If you decide to go through Delta they have a 16 hour training for the human followed about two weeks later with a team evaluation which is similar to the Canine Good Citizen. Once we passed our team eval we joined a local group and we (my black lab May)and I) read at the libraries with kids for an hour on Sunday. Other of our group members visit other facilities such as schools, nursing homes and mental healh facilities as well as having booths to inform the public about animal activities. In our group you can work as little or as much as you want, so maybe you won’t need a whole day of extra time, maybe just an hour. Good Luck to you and your Lovely Lab Koa.

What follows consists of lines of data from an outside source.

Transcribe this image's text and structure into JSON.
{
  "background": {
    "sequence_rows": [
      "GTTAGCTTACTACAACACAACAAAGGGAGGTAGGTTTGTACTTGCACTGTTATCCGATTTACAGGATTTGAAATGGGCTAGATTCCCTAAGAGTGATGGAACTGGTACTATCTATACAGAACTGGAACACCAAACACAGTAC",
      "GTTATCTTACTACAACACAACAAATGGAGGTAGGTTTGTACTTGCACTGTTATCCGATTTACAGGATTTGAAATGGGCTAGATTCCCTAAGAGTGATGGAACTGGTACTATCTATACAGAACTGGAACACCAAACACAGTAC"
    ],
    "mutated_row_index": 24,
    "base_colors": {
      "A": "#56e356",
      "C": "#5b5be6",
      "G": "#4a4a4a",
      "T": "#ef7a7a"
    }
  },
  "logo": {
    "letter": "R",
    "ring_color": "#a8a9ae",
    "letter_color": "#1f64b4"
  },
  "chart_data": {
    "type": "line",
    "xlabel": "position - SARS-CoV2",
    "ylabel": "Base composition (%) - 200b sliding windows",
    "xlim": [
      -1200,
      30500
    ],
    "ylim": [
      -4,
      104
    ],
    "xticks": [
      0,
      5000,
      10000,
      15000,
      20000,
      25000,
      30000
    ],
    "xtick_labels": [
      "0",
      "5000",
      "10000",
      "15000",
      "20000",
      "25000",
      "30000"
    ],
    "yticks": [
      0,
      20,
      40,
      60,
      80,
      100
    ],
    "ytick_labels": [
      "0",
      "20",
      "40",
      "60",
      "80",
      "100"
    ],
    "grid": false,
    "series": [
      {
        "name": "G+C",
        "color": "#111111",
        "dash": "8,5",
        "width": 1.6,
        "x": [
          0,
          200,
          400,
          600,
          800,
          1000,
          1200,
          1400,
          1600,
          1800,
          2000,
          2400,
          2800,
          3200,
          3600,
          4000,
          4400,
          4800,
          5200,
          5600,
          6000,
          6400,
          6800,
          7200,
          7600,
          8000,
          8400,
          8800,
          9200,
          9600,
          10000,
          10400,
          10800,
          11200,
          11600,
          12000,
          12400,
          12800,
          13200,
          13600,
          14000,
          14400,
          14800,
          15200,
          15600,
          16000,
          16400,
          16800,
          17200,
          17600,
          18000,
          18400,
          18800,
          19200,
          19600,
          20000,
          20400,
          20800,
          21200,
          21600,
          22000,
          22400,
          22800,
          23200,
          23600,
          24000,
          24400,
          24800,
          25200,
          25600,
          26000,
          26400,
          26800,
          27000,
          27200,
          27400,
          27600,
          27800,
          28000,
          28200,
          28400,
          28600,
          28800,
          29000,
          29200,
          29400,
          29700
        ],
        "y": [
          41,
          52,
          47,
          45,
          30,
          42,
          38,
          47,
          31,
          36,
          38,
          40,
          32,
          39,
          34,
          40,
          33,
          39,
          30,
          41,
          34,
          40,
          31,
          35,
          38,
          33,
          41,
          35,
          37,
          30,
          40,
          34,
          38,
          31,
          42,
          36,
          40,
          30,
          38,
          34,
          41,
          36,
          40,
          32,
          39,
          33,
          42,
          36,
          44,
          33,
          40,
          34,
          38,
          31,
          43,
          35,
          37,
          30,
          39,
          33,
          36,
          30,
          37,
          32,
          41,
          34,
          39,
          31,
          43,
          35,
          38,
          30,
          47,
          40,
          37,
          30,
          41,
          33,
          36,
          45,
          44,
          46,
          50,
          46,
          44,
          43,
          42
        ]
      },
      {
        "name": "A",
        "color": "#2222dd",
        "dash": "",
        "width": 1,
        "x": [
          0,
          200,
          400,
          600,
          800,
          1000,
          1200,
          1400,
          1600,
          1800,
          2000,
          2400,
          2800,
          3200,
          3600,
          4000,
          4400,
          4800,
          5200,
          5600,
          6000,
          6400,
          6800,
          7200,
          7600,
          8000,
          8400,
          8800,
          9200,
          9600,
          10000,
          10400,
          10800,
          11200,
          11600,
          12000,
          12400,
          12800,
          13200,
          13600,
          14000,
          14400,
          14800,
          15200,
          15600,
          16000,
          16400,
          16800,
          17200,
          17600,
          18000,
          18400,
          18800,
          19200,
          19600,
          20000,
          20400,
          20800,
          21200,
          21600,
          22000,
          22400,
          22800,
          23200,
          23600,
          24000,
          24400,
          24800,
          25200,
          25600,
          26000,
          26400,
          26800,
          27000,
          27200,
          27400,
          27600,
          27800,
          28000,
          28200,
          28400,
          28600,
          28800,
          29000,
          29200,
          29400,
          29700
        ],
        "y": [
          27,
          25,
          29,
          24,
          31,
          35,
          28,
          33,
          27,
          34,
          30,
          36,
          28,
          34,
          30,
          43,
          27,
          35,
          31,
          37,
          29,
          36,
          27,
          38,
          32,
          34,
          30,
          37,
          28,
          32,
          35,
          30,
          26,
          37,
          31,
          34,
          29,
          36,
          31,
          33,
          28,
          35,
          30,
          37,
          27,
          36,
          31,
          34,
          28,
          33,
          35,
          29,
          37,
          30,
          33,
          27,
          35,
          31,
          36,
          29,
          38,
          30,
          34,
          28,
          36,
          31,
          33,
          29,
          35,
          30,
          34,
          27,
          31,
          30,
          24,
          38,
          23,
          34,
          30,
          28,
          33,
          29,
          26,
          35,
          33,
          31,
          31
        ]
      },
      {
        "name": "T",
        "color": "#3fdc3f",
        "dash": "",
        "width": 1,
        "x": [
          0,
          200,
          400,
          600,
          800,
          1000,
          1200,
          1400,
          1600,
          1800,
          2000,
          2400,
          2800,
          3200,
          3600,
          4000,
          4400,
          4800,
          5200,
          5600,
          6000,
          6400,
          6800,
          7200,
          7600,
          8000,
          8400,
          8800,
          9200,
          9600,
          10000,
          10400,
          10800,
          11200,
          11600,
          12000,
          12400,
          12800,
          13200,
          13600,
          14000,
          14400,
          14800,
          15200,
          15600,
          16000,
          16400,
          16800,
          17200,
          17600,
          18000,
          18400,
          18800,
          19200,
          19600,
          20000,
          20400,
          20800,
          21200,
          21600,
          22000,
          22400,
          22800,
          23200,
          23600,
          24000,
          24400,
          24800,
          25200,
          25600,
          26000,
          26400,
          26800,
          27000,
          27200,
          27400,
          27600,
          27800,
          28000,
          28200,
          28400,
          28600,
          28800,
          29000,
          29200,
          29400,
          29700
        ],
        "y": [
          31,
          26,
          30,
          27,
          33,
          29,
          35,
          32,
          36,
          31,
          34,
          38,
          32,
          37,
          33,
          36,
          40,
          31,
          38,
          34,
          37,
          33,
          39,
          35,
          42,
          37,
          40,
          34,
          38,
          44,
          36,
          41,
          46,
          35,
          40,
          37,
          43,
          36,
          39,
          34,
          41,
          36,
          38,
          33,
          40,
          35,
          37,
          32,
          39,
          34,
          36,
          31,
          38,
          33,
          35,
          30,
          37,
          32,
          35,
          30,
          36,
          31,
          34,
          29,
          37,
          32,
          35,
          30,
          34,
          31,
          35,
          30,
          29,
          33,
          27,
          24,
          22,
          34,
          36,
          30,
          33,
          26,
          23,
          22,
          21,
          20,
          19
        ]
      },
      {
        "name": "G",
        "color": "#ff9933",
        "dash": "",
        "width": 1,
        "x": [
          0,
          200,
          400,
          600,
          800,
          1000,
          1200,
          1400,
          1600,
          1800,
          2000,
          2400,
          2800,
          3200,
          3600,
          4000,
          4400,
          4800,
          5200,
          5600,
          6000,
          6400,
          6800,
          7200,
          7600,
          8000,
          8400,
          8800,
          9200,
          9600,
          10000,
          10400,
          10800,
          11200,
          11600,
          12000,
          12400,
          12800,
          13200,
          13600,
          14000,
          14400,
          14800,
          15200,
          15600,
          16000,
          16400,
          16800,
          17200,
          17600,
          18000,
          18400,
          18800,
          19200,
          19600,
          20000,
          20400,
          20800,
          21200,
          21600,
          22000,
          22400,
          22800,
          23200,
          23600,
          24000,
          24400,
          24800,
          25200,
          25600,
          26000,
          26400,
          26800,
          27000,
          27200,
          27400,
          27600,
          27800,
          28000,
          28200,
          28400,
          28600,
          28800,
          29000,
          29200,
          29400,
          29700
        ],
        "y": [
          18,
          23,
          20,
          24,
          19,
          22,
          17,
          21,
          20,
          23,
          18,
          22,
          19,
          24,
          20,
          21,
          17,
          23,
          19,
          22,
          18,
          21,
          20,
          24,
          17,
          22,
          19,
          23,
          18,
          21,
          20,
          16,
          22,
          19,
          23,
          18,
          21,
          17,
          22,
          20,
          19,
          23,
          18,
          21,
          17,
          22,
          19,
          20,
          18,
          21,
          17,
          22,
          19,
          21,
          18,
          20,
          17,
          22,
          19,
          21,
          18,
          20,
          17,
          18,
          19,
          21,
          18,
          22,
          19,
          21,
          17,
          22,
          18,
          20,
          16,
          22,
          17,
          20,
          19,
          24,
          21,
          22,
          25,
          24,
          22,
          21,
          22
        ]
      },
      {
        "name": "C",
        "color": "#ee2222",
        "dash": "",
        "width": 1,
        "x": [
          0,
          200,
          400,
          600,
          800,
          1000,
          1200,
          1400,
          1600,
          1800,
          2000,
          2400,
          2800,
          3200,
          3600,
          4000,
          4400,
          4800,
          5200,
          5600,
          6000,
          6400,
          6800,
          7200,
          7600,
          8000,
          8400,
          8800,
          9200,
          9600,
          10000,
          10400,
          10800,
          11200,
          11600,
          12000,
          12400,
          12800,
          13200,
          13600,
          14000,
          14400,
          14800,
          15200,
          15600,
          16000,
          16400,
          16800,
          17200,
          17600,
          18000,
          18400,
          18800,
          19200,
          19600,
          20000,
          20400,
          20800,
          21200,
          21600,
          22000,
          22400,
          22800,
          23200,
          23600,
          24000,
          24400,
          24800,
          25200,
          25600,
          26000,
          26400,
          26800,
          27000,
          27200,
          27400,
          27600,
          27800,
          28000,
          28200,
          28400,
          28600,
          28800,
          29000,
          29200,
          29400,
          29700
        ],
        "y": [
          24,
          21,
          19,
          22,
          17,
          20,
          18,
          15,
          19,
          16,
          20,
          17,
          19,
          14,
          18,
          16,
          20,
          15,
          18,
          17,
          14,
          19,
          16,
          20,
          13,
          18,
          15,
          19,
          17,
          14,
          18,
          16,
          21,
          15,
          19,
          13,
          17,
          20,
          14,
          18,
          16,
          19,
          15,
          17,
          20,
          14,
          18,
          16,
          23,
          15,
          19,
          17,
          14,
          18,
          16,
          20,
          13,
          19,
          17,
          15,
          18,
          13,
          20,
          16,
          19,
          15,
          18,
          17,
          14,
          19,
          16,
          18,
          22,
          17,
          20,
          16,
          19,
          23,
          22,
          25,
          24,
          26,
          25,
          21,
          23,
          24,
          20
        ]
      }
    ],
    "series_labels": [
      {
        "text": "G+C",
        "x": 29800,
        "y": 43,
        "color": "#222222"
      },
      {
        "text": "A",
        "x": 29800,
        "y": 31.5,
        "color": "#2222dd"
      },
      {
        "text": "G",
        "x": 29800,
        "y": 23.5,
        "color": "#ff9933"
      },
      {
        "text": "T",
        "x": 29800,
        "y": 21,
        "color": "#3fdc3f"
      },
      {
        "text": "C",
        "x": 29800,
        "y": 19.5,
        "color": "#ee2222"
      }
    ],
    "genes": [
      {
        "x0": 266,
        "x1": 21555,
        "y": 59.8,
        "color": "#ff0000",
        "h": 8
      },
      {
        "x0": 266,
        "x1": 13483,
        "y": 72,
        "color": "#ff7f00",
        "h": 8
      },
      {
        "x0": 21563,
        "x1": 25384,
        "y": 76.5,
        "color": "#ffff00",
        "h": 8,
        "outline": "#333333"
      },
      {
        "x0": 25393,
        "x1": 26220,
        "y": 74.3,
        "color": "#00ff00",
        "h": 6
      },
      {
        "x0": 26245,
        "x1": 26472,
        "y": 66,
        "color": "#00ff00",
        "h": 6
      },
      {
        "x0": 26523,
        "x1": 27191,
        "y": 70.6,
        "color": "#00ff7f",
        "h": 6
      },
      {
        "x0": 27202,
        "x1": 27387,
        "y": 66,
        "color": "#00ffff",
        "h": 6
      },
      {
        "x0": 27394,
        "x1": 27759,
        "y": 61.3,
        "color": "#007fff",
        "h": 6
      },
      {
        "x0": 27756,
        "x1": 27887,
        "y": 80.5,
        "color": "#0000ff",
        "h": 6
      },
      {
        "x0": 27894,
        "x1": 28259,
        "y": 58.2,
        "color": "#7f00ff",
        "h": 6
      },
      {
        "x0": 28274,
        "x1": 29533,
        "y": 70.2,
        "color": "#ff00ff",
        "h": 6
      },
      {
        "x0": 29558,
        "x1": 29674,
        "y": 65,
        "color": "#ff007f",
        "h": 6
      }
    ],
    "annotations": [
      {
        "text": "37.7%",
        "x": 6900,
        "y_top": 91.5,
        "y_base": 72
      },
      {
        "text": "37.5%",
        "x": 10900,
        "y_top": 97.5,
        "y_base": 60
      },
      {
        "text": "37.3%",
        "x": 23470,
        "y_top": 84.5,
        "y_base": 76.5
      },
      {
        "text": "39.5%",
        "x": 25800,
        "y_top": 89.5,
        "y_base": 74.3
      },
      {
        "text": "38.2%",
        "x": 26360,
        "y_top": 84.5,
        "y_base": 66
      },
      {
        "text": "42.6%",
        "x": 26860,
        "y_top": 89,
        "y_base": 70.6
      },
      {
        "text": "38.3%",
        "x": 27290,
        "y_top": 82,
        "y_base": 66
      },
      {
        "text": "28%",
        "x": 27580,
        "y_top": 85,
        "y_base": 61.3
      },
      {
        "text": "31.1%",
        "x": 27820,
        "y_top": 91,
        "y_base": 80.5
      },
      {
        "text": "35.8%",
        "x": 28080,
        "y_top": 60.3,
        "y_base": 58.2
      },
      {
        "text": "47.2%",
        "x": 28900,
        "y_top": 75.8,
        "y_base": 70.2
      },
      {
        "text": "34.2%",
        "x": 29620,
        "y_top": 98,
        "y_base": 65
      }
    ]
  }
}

Fort Worth Veterinarian says
Daisy's Barbara says
I used to take my dog to local care facilities. It was amazing to watch as people who wouldn’t get out of bed, or talk to others, would come “alive” when my dog approached. Delta Society has been doing this for a long time and would be a good resource in the US.
Our newest addition just passed her therapy test through TDI — http://www.tdi-dog.org/ — and she has her first visit to an autism camp on Tuesday! She was already visiting a retirement home monthly, where she would greet the residents gathered in the sitting room, going to each to say hello and accept lots of affection. 🙂 One element of our test was being able to stay with the tester for 3 minutes while I walked out of sight, and while she does have a little barking/separation anxiety at home, she did just fine.